Il fut un temps où il y avait un Pape qui savait ce qu'il voulait. Il s'appelait Pie XII et, dès le départ de sa carrière de diplomate, avait compris que le danger mortel du christianisme était le communisme athée. Et quand une menace pareille pèse sur les fidèles, le moment n'est pas venu de faire des concessions, d'entamer des dialogues ou créer des comités de rencontres. Non, il faut se regrouper sous la houlette du berger et faire front. Ce qu'il fit. Entre deux poisons, le national-socialisme allemand et l'internationalisme marxiste il a donné la priorité à la lutte contre l'athéisme assassin des bolcheviques. En Allemagne, il a sauvé de justesse les résidus du parti catholique, permettant, après la défaite, que ses adeptes remettent le pays sur les rails. En Italie, passé l'épisode fasciste, il a oeuvré sans répit pour empêcher que les forces marxistes, alliées aux socialistes, prennent le pouvoir. Et il a réussi. C'était un grand Pape, à l'autorité incontestée, au charisme exceptionnel. Comme tout grand homme, il s'est fait des ennemis. Ils lui reprochèrent de s'être tu sur le sort des juifs durant la guerre, ce que firent aussi et avec plus de mutisme encore, Churchill, Roosevelt et Staline.
Le Pape Bergoglio est face a une situation grave pour les catholiques. L'Europe occidentale n'est pas seulement déchristianisée, elle s'affirme de plus en plus comme adversaire de la foi en Christ. Elle véhicule ces poisons que sont le relativisme, l'hédonisme, l'individualisme et fait de l'agnosticisme la griffe de référence.
Et que fait le Pape ?. Il s'en prend d'abord à la Curie, à ses propres ministres, auxquels il reproche en public, s'il vous plaît, des travers de vieilles femmes.

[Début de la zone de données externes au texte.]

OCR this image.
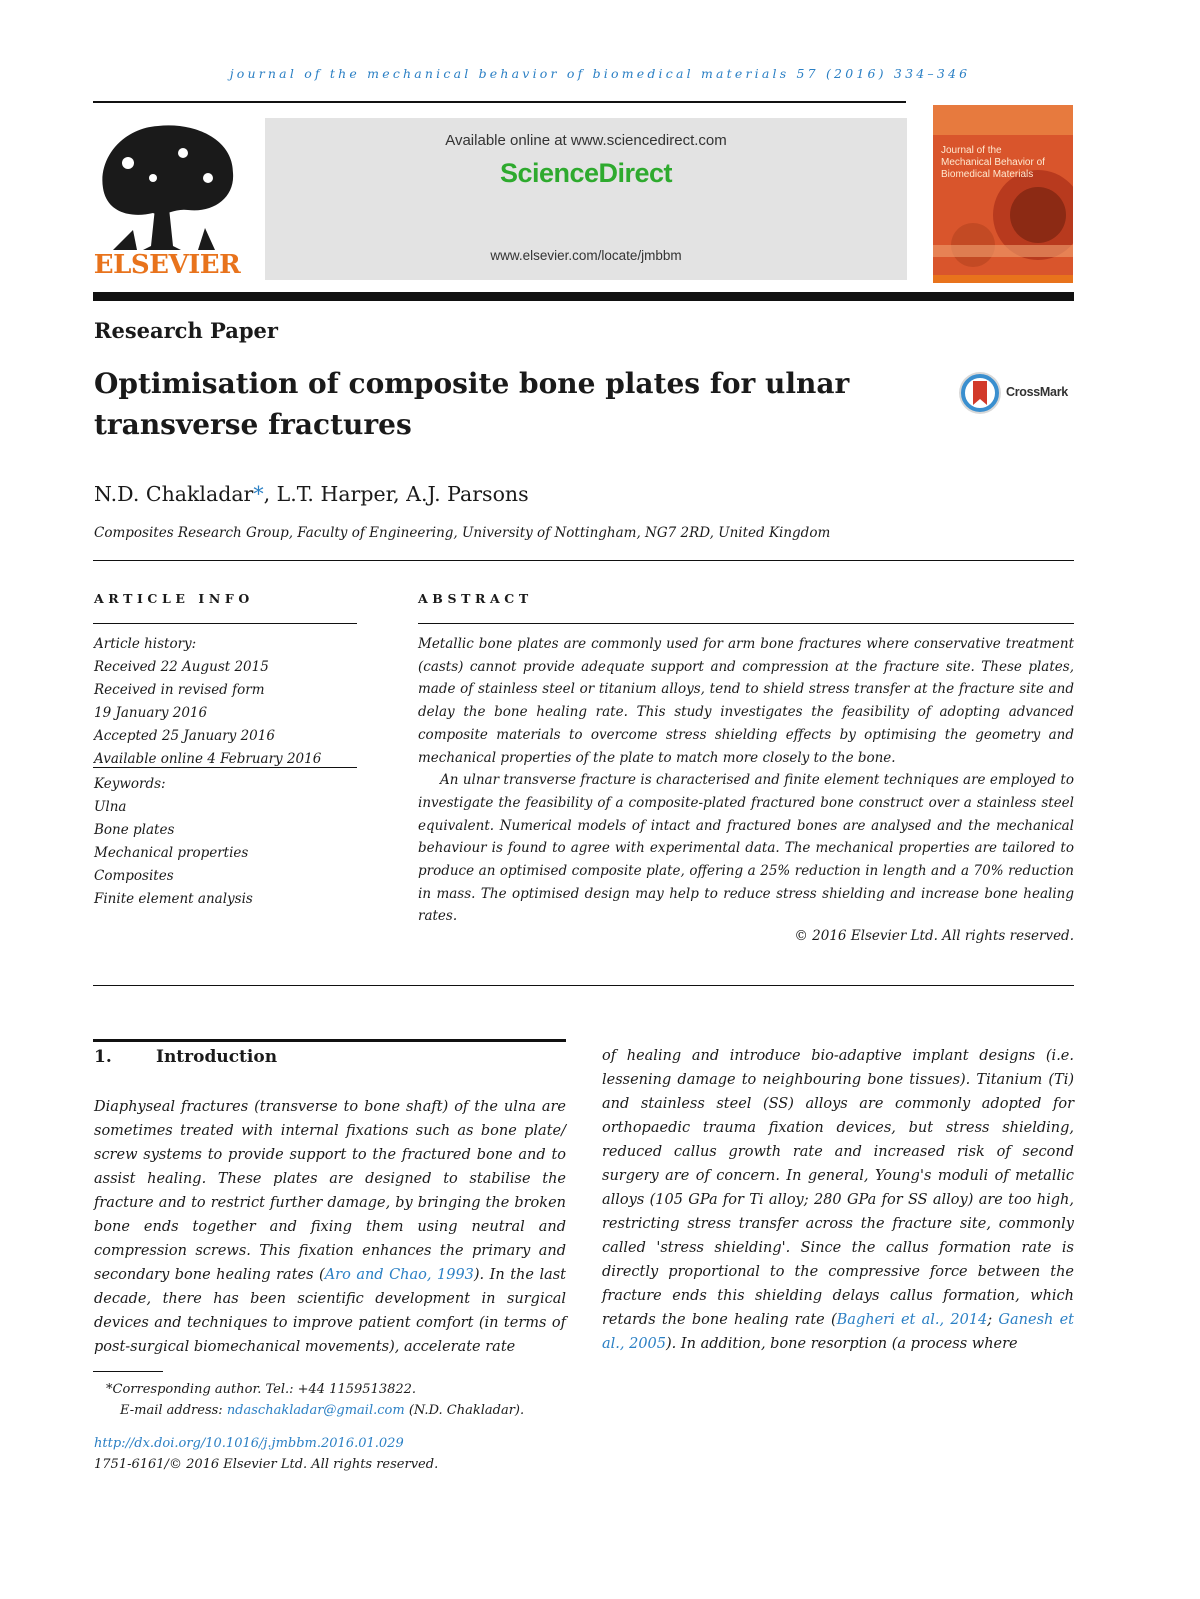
journal of the mechanical behavior of biomedical materials 57 (2016) 334–346
ELSEVIER
Available online at www.sciencedirect.com
ScienceDirect
www.elsevier.com/locate/jmbbm
Journal of the
Mechanical Behavior of
Biomedical Materials
Research Paper
Optimisation of composite bone plates for ulnar
transverse fractures
CrossMark
N.D. Chakladar*, L.T. Harper, A.J. Parsons
Composites Research Group, Faculty of Engineering, University of Nottingham, NG7 2RD, United Kingdom
ARTICLE INFO	ABSTRACT
Article history:
Received 22 August 2015
Received in revised form
19 January 2016
Accepted 25 January 2016
Available online 4 February 2016
Keywords:
Ulna
Bone plates
Mechanical properties
Composites
Finite element analysis

Metallic bone plates are commonly used for arm bone fractures where conservative treatment (casts) cannot provide adequate support and compression at the fracture site. These plates, made of stainless steel or titanium alloys, tend to shield stress transfer at the fracture site and delay the bone healing rate. This study investigates the feasibility of adopting advanced composite materials to overcome stress shielding effects by optimising the geometry and mechanical properties of the plate to match more closely to the bone.

An ulnar transverse fracture is characterised and finite element techniques are employed to investigate the feasibility of a composite-plated fractured bone construct over a stainless steel equivalent. Numerical models of intact and fractured bones are analysed and the mechanical behaviour is found to agree with experimental data. The mechanical properties are tailored to produce an optimised composite plate, offering a 25% reduction in length and a 70% reduction in mass. The optimised design may help to reduce stress shielding and increase bone healing rates.

© 2016 Elsevier Ltd. All rights reserved.
1.	Introduction

Diaphyseal fractures (transverse to bone shaft) of the ulna are sometimes treated with internal fixations such as bone plate/ screw systems to provide support to the fractured bone and to assist healing. These plates are designed to stabilise the fracture and to restrict further damage, by bringing the broken bone ends together and fixing them using neutral and compression screws. This fixation enhances the primary and secondary bone healing rates (Aro and Chao, 1993). In the last decade, there has been scientific development in surgical devices and techniques to improve patient comfort (in terms of post-surgical biomechanical movements), accelerate rate

of healing and introduce bio-adaptive implant designs (i.e. lessening damage to neighbouring bone tissues). Titanium (Ti) and stainless steel (SS) alloys are commonly adopted for orthopaedic trauma fixation devices, but stress shielding, reduced callus growth rate and increased risk of second surgery are of concern. In general, Young's moduli of metallic alloys (105 GPa for Ti alloy; 280 GPa for SS alloy) are too high, restricting stress transfer across the fracture site, commonly called 'stress shielding'. Since the callus formation rate is directly proportional to the compressive force between the fracture ends this shielding delays callus formation, which retards the bone healing rate (Bagheri et al., 2014; Ganesh et al., 2005). In addition, bone resorption (a process where

*Corresponding author. Tel.: +44 1159513822.
E-mail address: ndaschakladar@gmail.com (N.D. Chakladar).
http://dx.doi.org/10.1016/j.jmbbm.2016.01.029
1751-6161/© 2016 Elsevier Ltd. All rights reserved.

C'est très médiatique que tout cela, mais ne mange pas de pain. Ce qu'il faut faire dans l'urgence qui est la nôtre, c'est mobiliser tout le monde autour d'une idée simple : la christianisation de l' Europe occidentale ! Et pour cela, il faut partir en campagne. D'abord contre l'athéisme militant qui s'exprime à travers les laïcisme de toutes couleurs et de tous bords, animés par la secte maçonnique. L'Etat européen ne peut être laïque. La religion de référence en Europe, c'est le christianisme et il est romain en Europe occidentale.
Ensuite, contre les hérétiques. Le protestantisme est la source de l'individualisme réducteur qui substitue la parole de l'homme à celle de Dieu, sa raison humaine à celle de son Créateur. C'est une déviance grave par rapport à la tradition séculaire de la religion de notre continent.
Et puis remettre à leur juste place, ces prétentions judaïques qui font du pseudo « devoir de mémoire » une religion (shoatique) de remplacement. Les juifs souffrirent durant la dernière guerre, c'est un fait, ils ne furent pas les seuls, ni les plus touchés ; vingt-deux millions de Soviétiques ont droit à autant de considération, voire plus, que les malheureux des ghettos de Varsovie et d'ailleurs.
Le Pape, doit être le chef des catholiques, celui qui les garde dans le sentier droit, il n'a pas à faire de concessions aux hérétiques protestants, ni aux juifs qui, sous Pie XII, étaient encore déicides. Il n'a pas à prendre des gants face à l'arrogance des athées, il a une crosse, il doit s'en servir !
Le Prince de ce monde est rusé, il épouse des formes diverses dont certaines sont celles de la tolérance, du « vivre ensemble », de la liberté de ci et de ça dans le respect de la particularité de l'autre et alignez-moi ces sophismes à la queue-leu-leu... Bobards que tout cela ! La vie passe très vite, faire son salut n'est pas pour les timorés, les indécis ou les pleutres.
Le Pape Bergoglio est-il à la hauteur de l'enjeu formidable qui nous attend ? Saura-t-il contrer la menace qui se profile à horizon d'une Europe qui, démographie oblige, se déchristianise d'une part, pour s'islamiser de l'autre ?
Le moment n'est pas venu de faire des concessions à nos ennemis. Seul le vainqueur peut se montrer magnanime. Nous sommes aujourd'hui en positon de défense, nous devons combattre, donner des coups, ne pas négocier, mais dénoncer, ne pas tendre la joue, mais frapper. La charité aura son heure quand nous serons vainqueurs, pas avant. Nous devons faire ainsi car nos ennemis ne nous font pas de cadeaux. Ils nous insultent, exigent contre nous le droit au blasphème, veulent notre disparition de la sphère publique, ils veulent nous faire taire, nous réduire au silence sépulcral. L'enjeu est très simple : eux ou nous.
Le Seigneur, dont les voies sont impénétrables, connaît l'avenir, en attendant des lendemains radieux, que ce Noël 2014, soit celui du dernier combat avant la victoire. Ainsi-soit-il !

FvD

28/10/2014

Zemmour et le suicide français

 

Le suicide français - Ces quarante années qui ont défait la France

Eric Zemmour vendrait dix mille exemplaires par semaine de son dernier opus : Le suicide français. (Albin Michel)
Alain Soral a écrit la même thèse voici longtemps, il n'est pas le seul, mais nous n'allons pas bouder notre plaisir et nous nous réjouissons donc de ce succès qui prouve, s'il le fallait encore, combien le bon peuple de France est sensible à cette thématique.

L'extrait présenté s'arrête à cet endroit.